Bounded by y= 4-x^2, y=0, x=-2, x=0, rotated about the x-axis. I know how to do these problems, but the most important part is finding the correct volume of a slice. This is an odd problem, and since I can correctly integrate this function, my error is probably lying in my volume of a slice. (Also, when we are given the x and y equal to does that mean that my integration bounds are going to be from -2 to 0 when I write my integral of this solid? Can I use pi* (4-x^2)^2 * d'x --would this be correct for the radius? But I know that we'd take the Riemann sum, then the integral, resulting (assuming this is correct) in integral( pi * (4-x^2)^2 dx from 0 to -2
Very good and correct throughout.
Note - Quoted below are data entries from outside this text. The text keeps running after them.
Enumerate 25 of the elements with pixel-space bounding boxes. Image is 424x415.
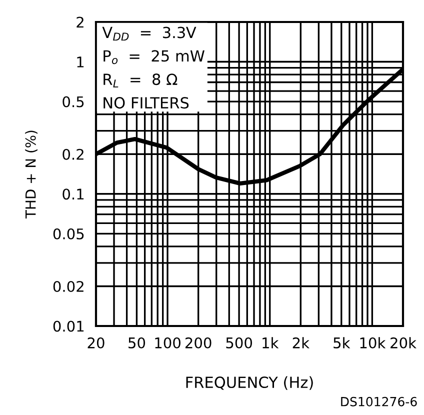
x-tick-label: 500 — [226, 337, 252, 348]
x-tick-label: 2k — [292, 337, 310, 348]
y-tick-label: 0.5 — [62, 96, 84, 108]
x-tick-label: 200 — [185, 337, 212, 348]
x-tick-label: 20k — [390, 337, 416, 348]
annotation: V$_{DD}$ = 3.3V — [102, 26, 196, 41]
x-axis-title: FREQUENCY (Hz) — [186, 376, 313, 390]
y-tick-label: 0.05 — [53, 228, 84, 240]
x-tick-label: 5k — [334, 337, 350, 348]
x-tick-label: 100 — [155, 337, 180, 348]
y-tick-label: 0.02 — [53, 280, 84, 292]
annotation: P$_{o}$ = 25 mW — [104, 50, 204, 64]
x-tick-label: 50 — [128, 337, 146, 348]
text: DS101276-6 — [341, 396, 417, 406]
x-tick-label: 10k — [360, 337, 386, 348]
annotation: NO FILTERS — [104, 97, 189, 109]
y-tick-label: 0.2 — [62, 148, 84, 160]
annotation: R$_{L}$ = 8 Ω — [104, 74, 178, 88]
x-tick-label: 1k — [262, 337, 279, 348]
y-tick-label: 2 — [76, 16, 84, 28]
y-tick-label: 0.01 — [53, 320, 84, 332]
x-tick-label: 20 — [88, 337, 104, 348]
y-tick-label: 0.1 — [62, 188, 84, 200]
y-axis-title: THD + N (%) — [25, 130, 38, 219]
y-tick-label: 1 — [77, 56, 84, 68]
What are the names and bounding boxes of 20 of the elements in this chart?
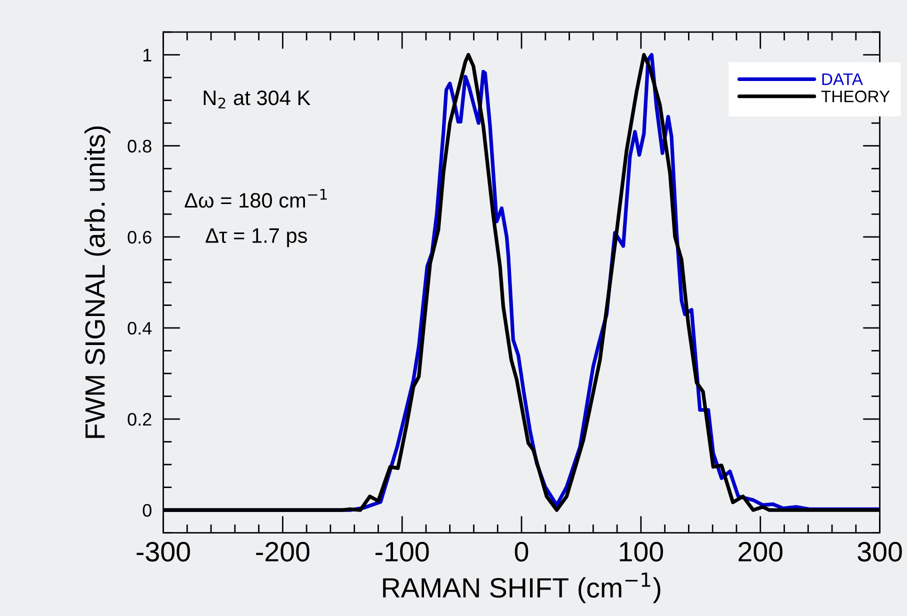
y-tick-label: 0 xyxy=(142,504,152,517)
y-axis-title: FWM SIGNAL (arb. units) xyxy=(84,126,110,438)
y-tick-label: 0.8 xyxy=(128,140,152,153)
legend-label: THEORY xyxy=(821,90,890,102)
y-tick-label: 1 xyxy=(143,48,152,62)
x-tick-label: -300 xyxy=(136,542,190,562)
legend-label: DATA xyxy=(822,74,863,85)
x-tick-label: -100 xyxy=(376,542,429,562)
annotation: N$_{2}$ at 304 K xyxy=(204,90,310,108)
annotation: Δτ = 1.7 ps xyxy=(206,228,307,248)
x-tick-label: 100 xyxy=(620,542,664,562)
y-tick-label: 0.6 xyxy=(128,230,152,244)
x-tick-label: 300 xyxy=(858,542,902,562)
y-tick-label: 0.4 xyxy=(128,322,152,335)
y-tick-label: 0.2 xyxy=(128,412,152,426)
annotation: Δω = 180 cm$^{−1}$ xyxy=(184,188,327,208)
x-tick-label: -200 xyxy=(256,542,310,562)
x-tick-label: 0 xyxy=(514,542,528,562)
x-axis-title: RAMAN SHIFT (cm$^{−1}$) xyxy=(383,572,660,604)
x-tick-label: 200 xyxy=(738,542,782,562)
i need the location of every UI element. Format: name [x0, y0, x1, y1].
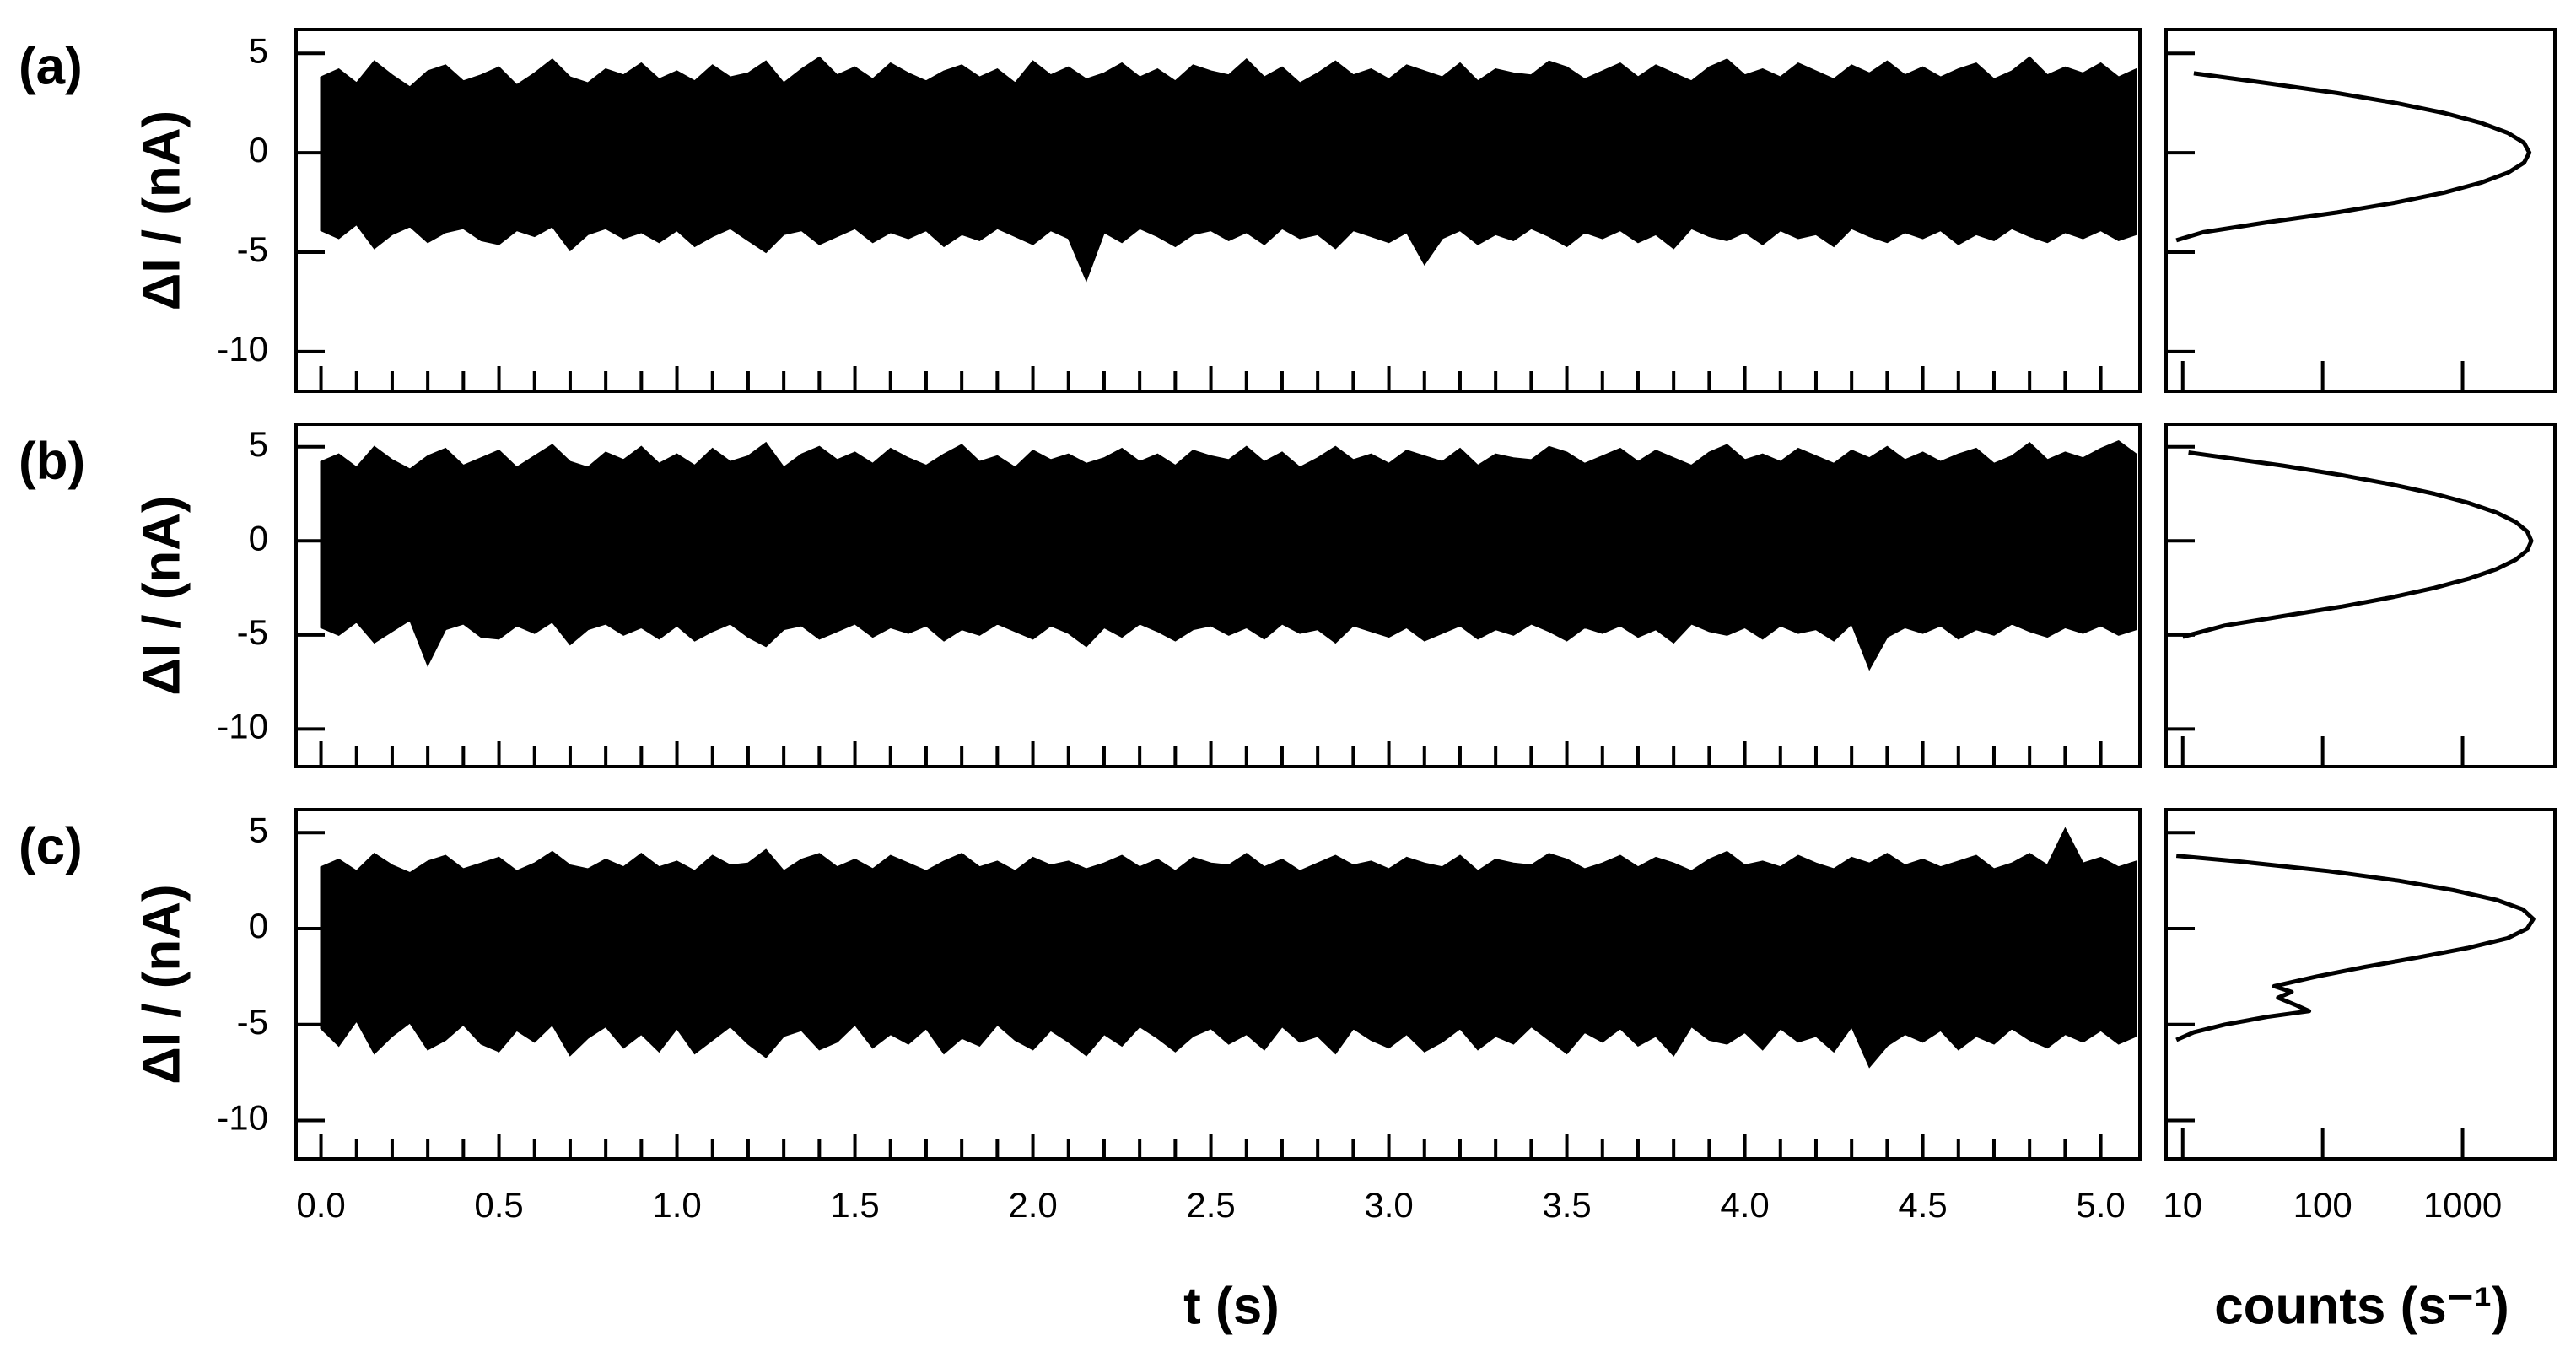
y-tick-label: 5 — [249, 424, 268, 464]
y-axis-label: ΔI / (nA) — [132, 110, 191, 310]
y-tick-label: 0 — [249, 518, 268, 557]
plot-frame — [2164, 423, 2557, 768]
plot-frame — [294, 28, 2142, 393]
plot-frame — [294, 808, 2142, 1161]
plot-frame — [2164, 808, 2557, 1161]
x-tick-label: 0.5 — [474, 1185, 523, 1225]
y-tick-label: -10 — [217, 329, 268, 369]
panel-label: (c) — [19, 817, 83, 875]
plot-frame — [294, 423, 2142, 768]
x-tick-label: 4.5 — [1898, 1185, 1947, 1225]
histogram-curve — [2182, 450, 2534, 639]
y-tick-label: -5 — [237, 612, 268, 652]
y-tick-label: 5 — [249, 30, 268, 70]
histogram-curve — [2175, 71, 2532, 243]
y-tick-label: 0 — [249, 130, 268, 170]
y-tick-label: -10 — [217, 1098, 268, 1138]
x-tick-label: 0.0 — [296, 1185, 345, 1225]
panel-label: (b) — [19, 432, 85, 490]
plot-frame — [2164, 28, 2557, 393]
y-tick-label: 5 — [249, 810, 268, 849]
x-tick-label: 2.0 — [1008, 1185, 1057, 1225]
x-tick-label: 1000 — [2423, 1185, 2502, 1225]
current-trace — [320, 827, 2137, 1069]
x-tick-label: 3.5 — [1542, 1185, 1591, 1225]
x-axis-label: counts (s⁻¹) — [2214, 1277, 2509, 1335]
histogram-curve — [2175, 854, 2536, 1042]
y-axis-label: ΔI / (nA) — [132, 884, 191, 1084]
y-tick-label: -5 — [237, 229, 268, 269]
panel-label: (a) — [19, 37, 83, 95]
x-tick-label: 2.5 — [1186, 1185, 1235, 1225]
x-tick-label: 1.5 — [830, 1185, 879, 1225]
current-trace — [320, 56, 2137, 283]
y-tick-label: -5 — [237, 1002, 268, 1042]
x-tick-label: 1.0 — [652, 1185, 701, 1225]
x-tick-label: 10 — [2163, 1185, 2202, 1225]
x-tick-label: 4.0 — [1720, 1185, 1769, 1225]
current-trace — [320, 439, 2137, 671]
x-tick-label: 3.0 — [1364, 1185, 1413, 1225]
y-axis-label: ΔI / (nA) — [132, 495, 191, 695]
x-tick-label: 100 — [2293, 1185, 2352, 1225]
y-tick-label: -10 — [217, 706, 268, 746]
y-tick-label: 0 — [249, 906, 268, 945]
x-axis-label: t (s) — [1183, 1277, 1280, 1335]
x-tick-label: 5.0 — [2076, 1185, 2125, 1225]
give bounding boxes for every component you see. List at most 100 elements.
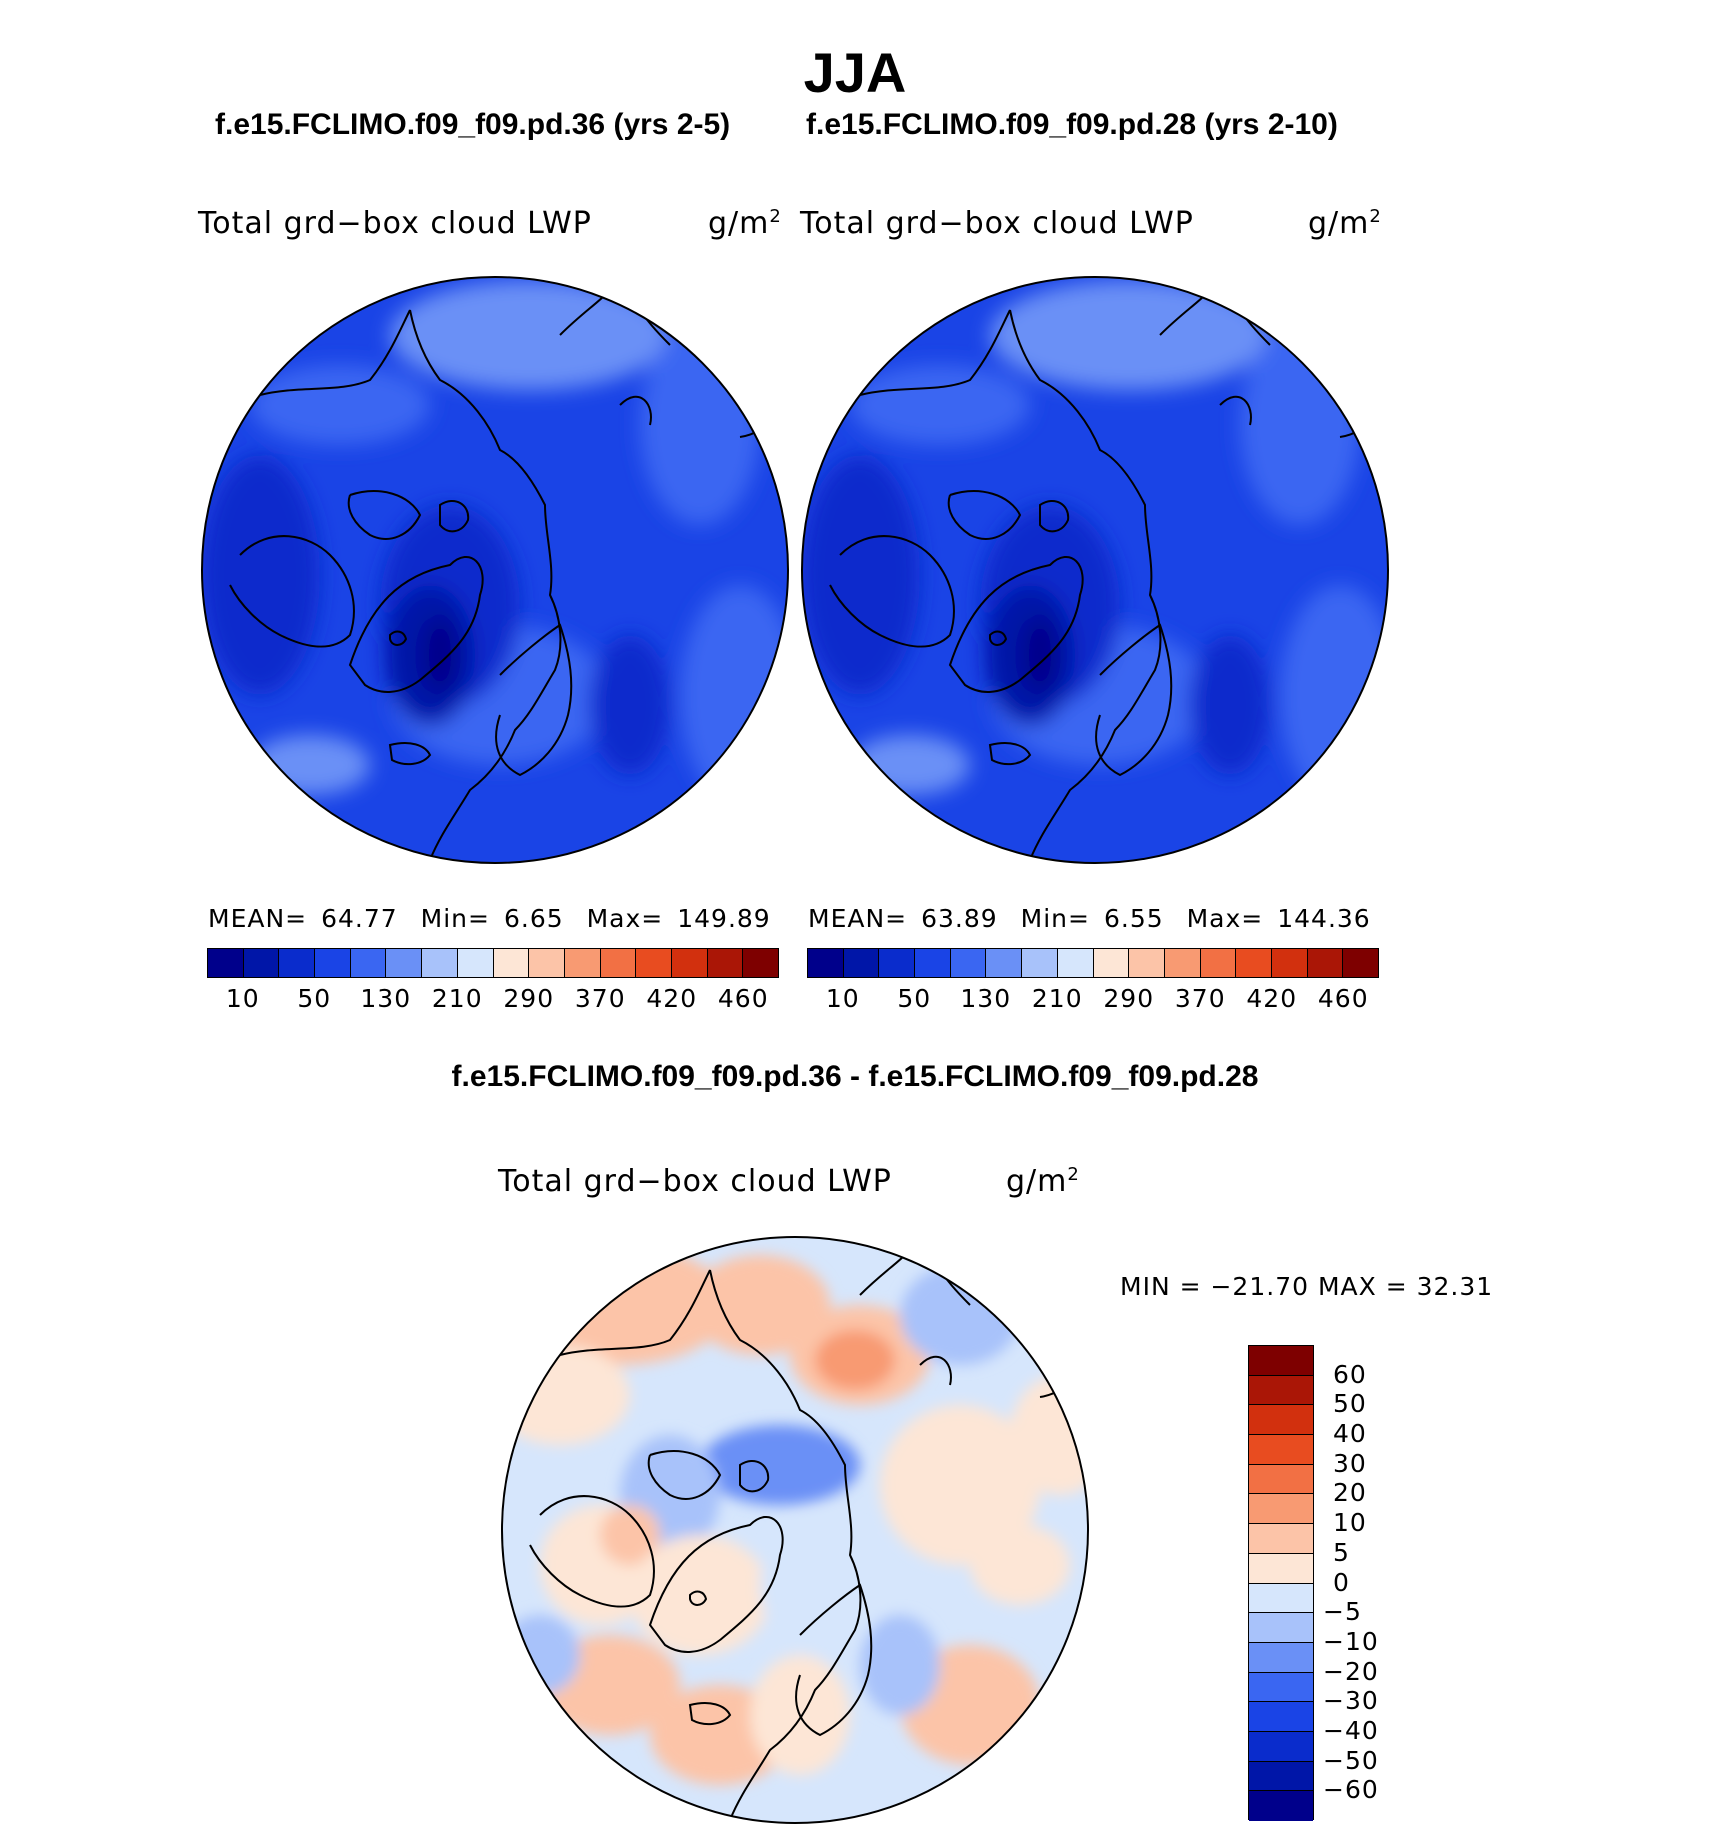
colorbar-box: [208, 949, 244, 977]
panel-a-stats: MEAN= 64.77 Min= 6.65 Max= 149.89: [208, 904, 771, 933]
colorbar-case-a: [207, 948, 779, 978]
colorbar-box: [1249, 1761, 1313, 1792]
colorbar-case-b: [807, 948, 1379, 978]
colorbar-box: [1129, 949, 1165, 977]
colorbar-box: [986, 949, 1023, 977]
panel-a-variable-name: Total grd−box cloud LWP: [198, 206, 592, 241]
colorbar-box: [1057, 949, 1094, 977]
colorbar-box: [564, 949, 601, 977]
colorbar-box: [1249, 1435, 1313, 1465]
colorbar-box: [1164, 949, 1201, 977]
colorbar-tick-label: 10: [225, 984, 260, 1013]
panel-b-stats: MEAN= 63.89 Min= 6.55 Max= 144.36: [808, 904, 1371, 933]
map-boundary: [501, 1236, 1089, 1824]
colorbar-box: [457, 949, 494, 977]
colorbar-tick-label: 460: [1317, 984, 1369, 1013]
colorbar-box: [1022, 949, 1058, 977]
colorbar-tick-label: −40: [1323, 1715, 1379, 1745]
map-boundary: [201, 276, 789, 864]
colorbar-tick-label: 10: [1333, 1508, 1367, 1538]
colorbar-tick-label: −50: [1323, 1745, 1379, 1775]
colorbar-box: [1249, 1524, 1313, 1554]
case-a-title: f.e15.FCLIMO.f09_f09.pd.36 (yrs 2-5): [215, 108, 731, 141]
panel-b-variable-name: Total grd−box cloud LWP: [800, 206, 1194, 241]
colorbar-tick-label: 130: [960, 984, 1012, 1013]
panel-a-units: g/m2: [708, 206, 782, 241]
colorbar-box: [1249, 1672, 1313, 1703]
diff-min-max: MIN = −21.70 MAX = 32.31: [1120, 1272, 1494, 1301]
colorbar-tick-label: −60: [1323, 1775, 1379, 1805]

The integral would be from -2 to 0, as you stated first, not from 0 to -2.
Find the volume of the solid whose base curve y= (x+e) -.5 between x=0 to x= .7 and y axis whose cross sections are perpendicular to the y axis are right triangles with altitudes 2.5 times base
This one is being rotated about the y-axis, right? For our volume slice we are using right triangles whose altitudes are 2.5 times the base, so would our height be 2.5h when we draw a facsimile of the triangle to represent it? Would the volume of a slice be s^2* d' h (thickness). Would we need to use similar triangles to come to a correct value for s? Would the width of the the function be to x= .7, and when considering a volume of a slice would we use the proportionality... I'm kind of stumped here
The cross-sections are perpendicular to the y-axis, so they run from the y axis to the curve, in the x direction.
Assuming the function is y = (x + e)^(-.5), to find a point on the curve which corresponds to the given y coordinate you would have to solve the given the equation for x; easy enough to do, and you get x = y^-2 - e. The line segment running from the y axis to this x coordinate therefore has length y^-2 - e.
Assuming this segment to be the base of the right triangle, its altitude would be 2.5 (y^-2 - e) and its area would be 1.2 * 2.5 (y^-2 - e) * ( y^-2 - e).
If the segment is the altitude of the right triangle, then the area of the cross-second would be 1.2 / 2.5 * (y^-2 - e) * ( y^-2 - e).
The Riemann sum is then set up, partitioning the y axis from y = e^(-.5) to (.7 + e)^-.5.